Improving bag-of-poses with semi-temporal pose descriptors for skeleton-based action recognition

Agahian, Saeid; Negin, Farhood; KÖSE, CEMAL

doi:10.1007/s00371-018-1489-7

Improving bag-of-poses with semi-temporal pose descriptors for skeleton-based action recognition

Agahian S., Negin F., KÖSE C.

VISUAL COMPUTER, cilt.35, sa.4, ss.591-607, 2019 (SCI-Expanded)

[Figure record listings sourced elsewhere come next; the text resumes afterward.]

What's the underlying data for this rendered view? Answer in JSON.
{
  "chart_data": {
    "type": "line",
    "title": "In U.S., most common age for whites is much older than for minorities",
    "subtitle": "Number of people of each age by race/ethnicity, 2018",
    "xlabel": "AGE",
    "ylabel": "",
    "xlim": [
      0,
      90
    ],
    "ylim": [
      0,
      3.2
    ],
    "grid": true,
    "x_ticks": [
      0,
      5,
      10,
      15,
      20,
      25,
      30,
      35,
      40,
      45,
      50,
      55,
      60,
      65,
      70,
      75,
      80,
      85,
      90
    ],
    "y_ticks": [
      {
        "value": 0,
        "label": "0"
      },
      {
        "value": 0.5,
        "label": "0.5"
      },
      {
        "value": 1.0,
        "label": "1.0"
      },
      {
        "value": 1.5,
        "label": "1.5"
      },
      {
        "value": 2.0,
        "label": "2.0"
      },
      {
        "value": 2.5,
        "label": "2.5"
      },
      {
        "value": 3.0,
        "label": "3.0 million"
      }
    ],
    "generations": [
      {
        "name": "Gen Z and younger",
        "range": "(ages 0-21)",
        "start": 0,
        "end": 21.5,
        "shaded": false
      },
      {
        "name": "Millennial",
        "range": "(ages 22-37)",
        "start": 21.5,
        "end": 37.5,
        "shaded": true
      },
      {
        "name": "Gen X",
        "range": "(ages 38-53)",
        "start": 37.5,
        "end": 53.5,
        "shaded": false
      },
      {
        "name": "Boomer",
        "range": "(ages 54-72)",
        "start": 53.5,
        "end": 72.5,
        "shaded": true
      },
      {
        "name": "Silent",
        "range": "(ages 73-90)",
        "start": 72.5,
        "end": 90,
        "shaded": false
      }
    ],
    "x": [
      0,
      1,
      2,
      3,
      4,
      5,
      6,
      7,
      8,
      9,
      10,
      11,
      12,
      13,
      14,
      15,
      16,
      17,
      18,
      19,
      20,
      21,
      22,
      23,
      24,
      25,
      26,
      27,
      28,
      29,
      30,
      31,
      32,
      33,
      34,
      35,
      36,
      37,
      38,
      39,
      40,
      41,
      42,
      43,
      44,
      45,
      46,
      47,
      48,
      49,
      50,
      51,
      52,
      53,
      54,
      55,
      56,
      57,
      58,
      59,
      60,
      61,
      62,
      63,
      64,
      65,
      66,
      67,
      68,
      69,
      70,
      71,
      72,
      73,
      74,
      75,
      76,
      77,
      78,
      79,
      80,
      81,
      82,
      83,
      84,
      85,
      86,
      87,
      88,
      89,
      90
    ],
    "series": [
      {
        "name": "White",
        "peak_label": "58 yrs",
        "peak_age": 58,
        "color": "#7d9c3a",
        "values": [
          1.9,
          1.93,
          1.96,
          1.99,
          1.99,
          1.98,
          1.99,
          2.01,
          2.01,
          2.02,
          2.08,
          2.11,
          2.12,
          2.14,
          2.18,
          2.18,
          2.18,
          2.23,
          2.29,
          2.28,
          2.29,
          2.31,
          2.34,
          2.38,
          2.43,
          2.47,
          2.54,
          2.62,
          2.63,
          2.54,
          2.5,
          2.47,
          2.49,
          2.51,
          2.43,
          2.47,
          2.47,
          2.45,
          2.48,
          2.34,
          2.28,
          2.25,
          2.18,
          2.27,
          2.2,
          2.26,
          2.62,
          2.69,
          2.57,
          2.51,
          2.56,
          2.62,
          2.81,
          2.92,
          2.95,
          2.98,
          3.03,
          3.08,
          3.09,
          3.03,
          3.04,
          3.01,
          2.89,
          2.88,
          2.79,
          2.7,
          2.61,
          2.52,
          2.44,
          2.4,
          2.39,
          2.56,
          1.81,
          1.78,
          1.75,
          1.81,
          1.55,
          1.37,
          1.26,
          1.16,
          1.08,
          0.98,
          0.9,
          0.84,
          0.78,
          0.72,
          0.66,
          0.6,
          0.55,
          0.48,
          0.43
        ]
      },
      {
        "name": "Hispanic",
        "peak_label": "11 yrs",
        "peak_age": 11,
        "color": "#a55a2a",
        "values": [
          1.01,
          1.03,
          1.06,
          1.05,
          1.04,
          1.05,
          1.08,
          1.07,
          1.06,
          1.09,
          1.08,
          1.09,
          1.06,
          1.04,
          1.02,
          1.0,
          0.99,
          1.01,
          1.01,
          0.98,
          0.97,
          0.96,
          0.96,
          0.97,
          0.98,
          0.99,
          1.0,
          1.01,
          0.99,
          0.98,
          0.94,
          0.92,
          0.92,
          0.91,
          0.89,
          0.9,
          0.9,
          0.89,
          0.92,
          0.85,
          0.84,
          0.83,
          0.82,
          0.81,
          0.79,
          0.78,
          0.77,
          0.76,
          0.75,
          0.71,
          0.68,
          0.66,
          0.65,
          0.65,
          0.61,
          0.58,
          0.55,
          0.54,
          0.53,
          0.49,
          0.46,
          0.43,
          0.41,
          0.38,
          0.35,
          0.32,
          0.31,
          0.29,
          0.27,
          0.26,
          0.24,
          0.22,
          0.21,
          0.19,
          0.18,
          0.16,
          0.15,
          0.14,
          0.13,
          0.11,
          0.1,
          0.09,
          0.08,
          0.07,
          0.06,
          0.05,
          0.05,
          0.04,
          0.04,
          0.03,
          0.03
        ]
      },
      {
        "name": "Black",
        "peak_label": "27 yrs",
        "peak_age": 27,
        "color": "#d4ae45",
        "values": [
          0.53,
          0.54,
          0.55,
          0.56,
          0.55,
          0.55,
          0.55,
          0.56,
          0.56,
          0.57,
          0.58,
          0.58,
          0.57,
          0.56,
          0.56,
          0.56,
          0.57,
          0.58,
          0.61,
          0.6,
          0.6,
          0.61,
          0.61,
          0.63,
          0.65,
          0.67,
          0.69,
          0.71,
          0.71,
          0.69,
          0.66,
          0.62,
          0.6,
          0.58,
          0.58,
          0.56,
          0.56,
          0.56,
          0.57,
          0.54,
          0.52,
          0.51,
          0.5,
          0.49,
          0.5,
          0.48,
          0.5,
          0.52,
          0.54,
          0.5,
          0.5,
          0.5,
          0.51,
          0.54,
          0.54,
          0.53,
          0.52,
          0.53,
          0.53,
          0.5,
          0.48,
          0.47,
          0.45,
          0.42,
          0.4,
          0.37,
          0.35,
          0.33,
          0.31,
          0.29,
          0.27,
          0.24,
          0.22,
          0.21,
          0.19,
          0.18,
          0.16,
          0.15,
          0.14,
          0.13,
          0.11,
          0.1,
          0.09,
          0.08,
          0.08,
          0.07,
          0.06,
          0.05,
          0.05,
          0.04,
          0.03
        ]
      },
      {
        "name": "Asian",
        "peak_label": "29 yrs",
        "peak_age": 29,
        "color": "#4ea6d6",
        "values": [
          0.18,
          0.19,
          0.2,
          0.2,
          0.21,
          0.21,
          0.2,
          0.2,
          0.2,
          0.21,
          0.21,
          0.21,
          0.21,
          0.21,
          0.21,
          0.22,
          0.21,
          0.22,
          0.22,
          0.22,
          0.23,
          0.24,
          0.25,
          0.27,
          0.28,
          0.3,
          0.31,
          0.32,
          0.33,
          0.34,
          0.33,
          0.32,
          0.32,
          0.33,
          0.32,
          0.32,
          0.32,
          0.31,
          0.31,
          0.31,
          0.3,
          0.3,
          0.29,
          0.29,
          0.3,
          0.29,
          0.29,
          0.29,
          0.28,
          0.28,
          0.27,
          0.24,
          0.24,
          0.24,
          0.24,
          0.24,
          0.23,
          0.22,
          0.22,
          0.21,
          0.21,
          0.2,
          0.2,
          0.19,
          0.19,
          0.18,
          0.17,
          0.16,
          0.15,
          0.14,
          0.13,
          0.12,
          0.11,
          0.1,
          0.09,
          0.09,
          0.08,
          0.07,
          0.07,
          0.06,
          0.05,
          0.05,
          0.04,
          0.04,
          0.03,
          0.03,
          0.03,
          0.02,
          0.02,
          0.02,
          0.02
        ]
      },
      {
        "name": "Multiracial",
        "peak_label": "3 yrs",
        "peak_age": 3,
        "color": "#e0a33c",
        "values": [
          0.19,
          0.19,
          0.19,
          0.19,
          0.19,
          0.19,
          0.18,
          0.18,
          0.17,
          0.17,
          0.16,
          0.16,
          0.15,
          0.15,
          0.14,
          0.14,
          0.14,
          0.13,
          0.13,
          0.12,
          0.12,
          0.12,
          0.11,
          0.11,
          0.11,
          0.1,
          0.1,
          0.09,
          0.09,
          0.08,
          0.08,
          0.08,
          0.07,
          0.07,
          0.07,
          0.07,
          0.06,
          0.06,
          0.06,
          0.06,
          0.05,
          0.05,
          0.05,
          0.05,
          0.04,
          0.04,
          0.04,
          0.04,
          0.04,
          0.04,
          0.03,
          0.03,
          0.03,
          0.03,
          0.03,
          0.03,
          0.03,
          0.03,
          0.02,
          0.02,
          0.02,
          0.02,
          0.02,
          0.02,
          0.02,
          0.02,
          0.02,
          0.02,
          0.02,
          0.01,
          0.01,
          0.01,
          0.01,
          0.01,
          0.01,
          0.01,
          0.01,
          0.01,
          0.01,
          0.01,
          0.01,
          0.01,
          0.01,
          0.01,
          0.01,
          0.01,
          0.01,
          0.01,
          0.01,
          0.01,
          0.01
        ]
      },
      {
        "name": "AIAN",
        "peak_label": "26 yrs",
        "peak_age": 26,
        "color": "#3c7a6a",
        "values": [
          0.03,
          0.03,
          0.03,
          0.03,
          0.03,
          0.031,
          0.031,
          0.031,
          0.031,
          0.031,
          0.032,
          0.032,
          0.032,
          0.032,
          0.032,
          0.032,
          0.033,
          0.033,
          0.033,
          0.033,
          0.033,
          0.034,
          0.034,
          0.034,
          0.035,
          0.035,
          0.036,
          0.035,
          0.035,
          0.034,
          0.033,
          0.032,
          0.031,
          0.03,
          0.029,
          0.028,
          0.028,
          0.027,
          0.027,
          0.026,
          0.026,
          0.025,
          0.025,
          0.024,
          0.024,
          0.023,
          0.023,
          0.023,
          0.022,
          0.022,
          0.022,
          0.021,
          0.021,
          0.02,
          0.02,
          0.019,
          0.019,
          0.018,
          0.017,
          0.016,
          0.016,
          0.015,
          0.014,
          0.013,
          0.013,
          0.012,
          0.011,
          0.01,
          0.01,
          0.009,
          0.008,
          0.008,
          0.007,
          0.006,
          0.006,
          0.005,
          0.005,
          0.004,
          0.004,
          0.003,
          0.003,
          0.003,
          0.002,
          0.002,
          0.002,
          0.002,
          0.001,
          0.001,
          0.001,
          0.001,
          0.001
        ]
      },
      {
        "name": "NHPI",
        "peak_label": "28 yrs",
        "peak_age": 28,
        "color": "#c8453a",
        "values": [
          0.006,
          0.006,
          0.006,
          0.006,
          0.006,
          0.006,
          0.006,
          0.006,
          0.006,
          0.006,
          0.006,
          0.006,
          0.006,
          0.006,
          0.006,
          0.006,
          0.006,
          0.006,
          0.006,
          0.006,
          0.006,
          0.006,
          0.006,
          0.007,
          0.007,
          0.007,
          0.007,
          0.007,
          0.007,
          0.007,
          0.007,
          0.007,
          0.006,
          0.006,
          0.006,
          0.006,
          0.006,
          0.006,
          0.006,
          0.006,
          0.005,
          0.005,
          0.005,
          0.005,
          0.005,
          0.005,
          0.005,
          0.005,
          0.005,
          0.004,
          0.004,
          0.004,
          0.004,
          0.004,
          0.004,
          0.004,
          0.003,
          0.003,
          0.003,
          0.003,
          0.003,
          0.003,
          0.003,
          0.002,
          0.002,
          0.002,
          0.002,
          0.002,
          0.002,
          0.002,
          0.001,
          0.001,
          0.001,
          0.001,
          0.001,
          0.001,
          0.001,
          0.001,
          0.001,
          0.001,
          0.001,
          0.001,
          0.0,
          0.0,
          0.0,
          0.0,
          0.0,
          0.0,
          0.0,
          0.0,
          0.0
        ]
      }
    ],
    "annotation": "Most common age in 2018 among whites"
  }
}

Yayın Türü: Makale / Tam Makale
Cilt numarası: 35 Sayı: 4
Basım Tarihi: 2019
Doi Numarası: 10.1007/s00371-018-1489-7
Dergi Adı: VISUAL COMPUTER
Derginin Tarandığı İndeksler: Science Citation Index Expanded (SCI-EXPANDED), Scopus
Sayfa Sayıları: ss.591-607
Anahtar Kelimeler: Skeleton-based, 3D action recognition, Bag-of-words, Key poses, Extreme learning machine and RGB-D, EXTREME LEARNING-MACHINE, FEATURES, ENSEMBLE
Açık Arşiv Koleksiyonu: AVESİS Açık Erişim Koleksiyonu
Karadeniz Teknik Üniversitesi Adresli: Evet

Özet

Over the last few decades, human action recognition has become one of the most challenging tasks in the field of computer vision. Effortless and accurate extraction of 3D skeleton information has been recently achieved by means of economical depth sensors and state-of-the-art deep learning approaches. In this study, we introduce a novel bag-of-poses framework for action recognition using 3D skeleton data. Our assumption is that any action can be represented by a set of predefined spatiotemporal poses. The pose descriptor is composed of three parts. The first part is concatenation of the normalized coordinate of the skeleton joints. The second part is consisted of temporal displacement of the joints constructed with predefined temporal offset, and the third part is temporal displacement with the previous frame in the sequence. In order to generate the key poses, we apply K-means clustering over all the training pose descriptors of the dataset. SVM classifier is trained with the generated key poses to classify an action pose. Accordingly, every action in the dataset is encoded with key pose histograms. ELM classifier is used for action recognition due to its fast, accurate and reliable performance compared to the other classifiers. The proposed framework is validated with five publicly available benchmark 3D action datasets and achieved state-of-the-art results on three of the datasets and competitive results on the other two datasets compared to the other methods.